In [None]:
#====================================================================================================#
#                                                                                                    #
#                                                        ██╗   ██╗   ████████╗ █████╗ ██████╗        #
#      Competición - INAR                                ██║   ██║   ╚══██╔══╝██╔══██╗██╔══██╗       #
#                                                        ██║   ██║█████╗██║   ███████║██║  ██║       #
#      created:        29/10/2025  -  23:00:15           ██║   ██║╚════╝██║   ██╔══██║██║  ██║       #
#      last change:    04/11/2025  -  09:12:54           ╚██████╔╝      ██║   ██║  ██║██████╔╝       #
#                                                         ╚═════╝       ╚═╝   ╚═╝  ╚═╝╚═════╝        #
#                                                                                                    #
#      Ismael Hernandez Clemente                         ismael.hernandez@live.u-tad.com             #
#                                                                                                    #
#      Github:                                           https://github.com/ismaelucky342            #
#                                                                                                    #
#====================================================================================================#

# Iteración 1 - CNN Básica

Primera iteración siguiendo la plantilla de Kaggle con una CNN simple de 3 capas convolucionales.

**Arquitectura**: Conv2D(32) → Conv2D(64) → Conv2D(128) → Dense(512) → Dense(2)

**Kaggle Score**: No presentado, probado en local, llegué a la conclusión de que había que meter data augmentation el cual ya estaba planteado (se entregará en la siguiente)

In [None]:
import os
import numpy as np
import matplotlib.pyplot as plt
import pandas as pd

from tensorflow import data as tf_data
import keras

seed = 42
keras.utils.set_random_seed(seed)

print("Versión de Keras:", keras.__version__)

## Carga de Datos

In [None]:
image_size = (256, 256)
batch_size = 125

train_ds, val_ds = keras.utils.image_dataset_from_directory(
    "/kaggle/input/u-tad-dogs-vs-cats-2025/train/train",
    validation_split=0.2,
    subset="both",
    seed=seed,
    image_size=image_size,
    batch_size=batch_size,
    labels="inferred",
    label_mode="categorical",
)

print(f"Training batches: {len(train_ds)}")
print(f"Validation batches: {len(val_ds)}")

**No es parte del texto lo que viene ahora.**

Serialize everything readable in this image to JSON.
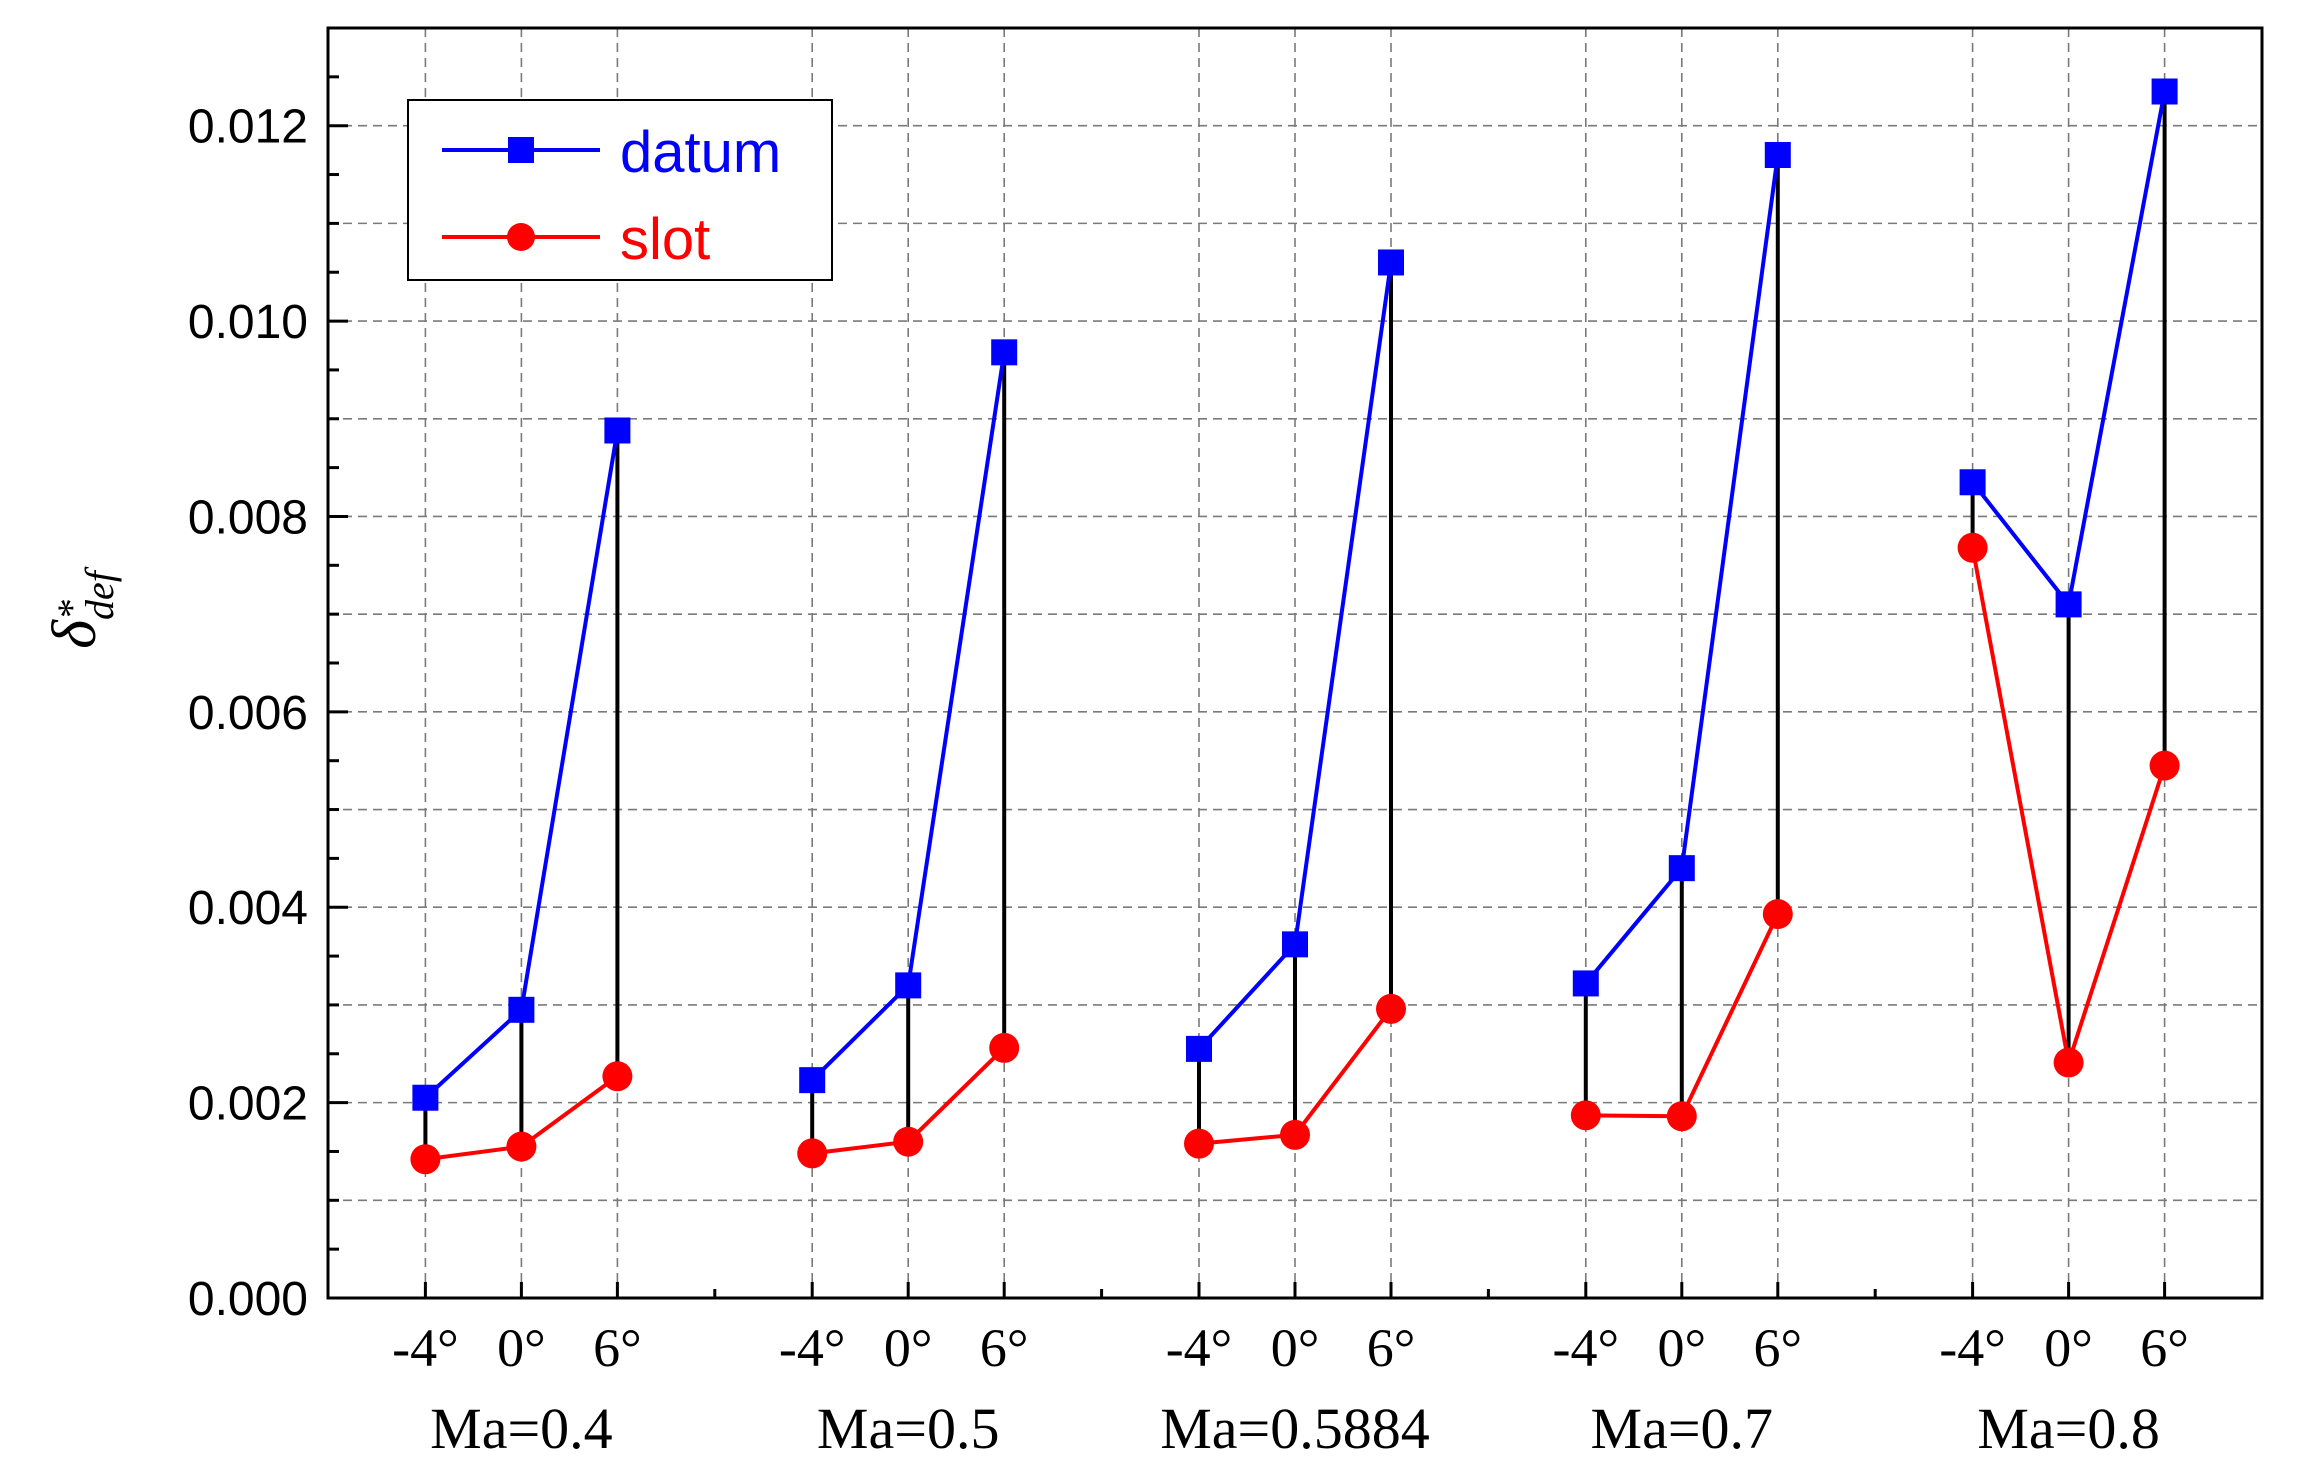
{
  "chart_data": {
    "type": "line",
    "ylim": [
      0,
      0.013
    ],
    "yticks": [
      "0.000",
      "0.002",
      "0.004",
      "0.006",
      "0.008",
      "0.010",
      "0.012"
    ],
    "ylabel": {
      "symbol": "δ",
      "superscript": "*",
      "subscript": "def"
    },
    "grid": true,
    "legend_position": "top-left",
    "groups": [
      {
        "label": "Ma=0.4",
        "angles": [
          "-4°",
          "0°",
          "6°"
        ]
      },
      {
        "label": "Ma=0.5",
        "angles": [
          "-4°",
          "0°",
          "6°"
        ]
      },
      {
        "label": "Ma=0.5884",
        "angles": [
          "-4°",
          "0°",
          "6°"
        ]
      },
      {
        "label": "Ma=0.7",
        "angles": [
          "-4°",
          "0°",
          "6°"
        ]
      },
      {
        "label": "Ma=0.8",
        "angles": [
          "-4°",
          "0°",
          "6°"
        ]
      }
    ],
    "series": [
      {
        "name": "datum",
        "color": "#0000ff",
        "marker": "square",
        "values": [
          [
            0.00205,
            0.00295,
            0.00888
          ],
          [
            0.00223,
            0.0032,
            0.00968
          ],
          [
            0.00255,
            0.00362,
            0.0106
          ],
          [
            0.00322,
            0.0044,
            0.0117
          ],
          [
            0.00835,
            0.0071,
            0.01235
          ]
        ]
      },
      {
        "name": "slot",
        "color": "#ff0000",
        "marker": "circle",
        "values": [
          [
            0.00142,
            0.00155,
            0.00227
          ],
          [
            0.00148,
            0.0016,
            0.00256
          ],
          [
            0.00158,
            0.00167,
            0.00296
          ],
          [
            0.00187,
            0.00186,
            0.00393
          ],
          [
            0.00768,
            0.00241,
            0.00545
          ]
        ]
      }
    ],
    "connector_color": "#000000"
  }
}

## Construcción del Modelo - CNN Básica

In [None]:
from keras.models import Sequential
from keras.layers import Conv2D, MaxPooling2D, Flatten, Dense

input_shape = image_size + (3,)

model = Sequential([
    keras.Input(shape=input_shape),
    Conv2D(filters=32, kernel_size=(3, 3), activation='relu'),
    MaxPooling2D((2, 2)),
    Conv2D(filters=64, kernel_size=(3, 3), activation='relu'),
    MaxPooling2D((2, 2)),
    Conv2D(filters=128, kernel_size=(3, 3), activation='relu'),
    MaxPooling2D((2, 2)),
    Flatten(),
    Dense(512, activation='relu'),
    Dense(2, activation='softmax')
])

model.summary()

## Compilación y Entrenamiento

In [None]:
%%time

model.compile(
    optimizer=keras.optimizers.RMSprop(learning_rate=0.001, momentum=0.0),
    loss='categorical_crossentropy',
    metrics=['accuracy']
)

epochs = 12

history = model.fit(
    train_ds,
    validation_data=val_ds,
    epochs=epochs,
    verbose=1
)

## Visualización de Curvas de Aprendizaje

In [None]:
logs = pd.DataFrame(history.history)

plt.figure(figsize=(14, 4))
plt.subplot(1, 2, 1)
plt.plot(logs.loc[1:,"loss"], lw=2, label='training loss')
plt.plot(logs.loc[1:,"val_loss"], lw=2, label='validation loss')
plt.xlabel("Epoch")
plt.ylabel("Loss")
plt.legend()

plt.subplot(1, 2, 2)
plt.plot(logs.loc[1:,"accuracy"], lw=2, label='training accuracy')
plt.plot(logs.loc[1:,"val_accuracy"], lw=2, label='validation accuracy')
plt.xlabel("Epoch")
plt.ylabel("Accuracy")
plt.legend(loc='lower right')
plt.show()

## Guardado del Modelo

In [None]:
model.save("model.keras")
print("Modelo guardado")

## Evaluación con Datos Suplementarios

In [None]:
supplementary_ds = keras.utils.image_dataset_from_directory(
    "/kaggle/input/u-tad-dogs-vs-cats-2025/supplementary_data/supplementary_data",
    image_size=image_size,
    batch_size=batch_size,
    labels="inferred",
    label_mode="categorical",
)

results = model.evaluate(supplementary_ds, return_dict=True, verbose=1)
print(f"\nSupplementary Accuracy: {results['accuracy']:.4f}")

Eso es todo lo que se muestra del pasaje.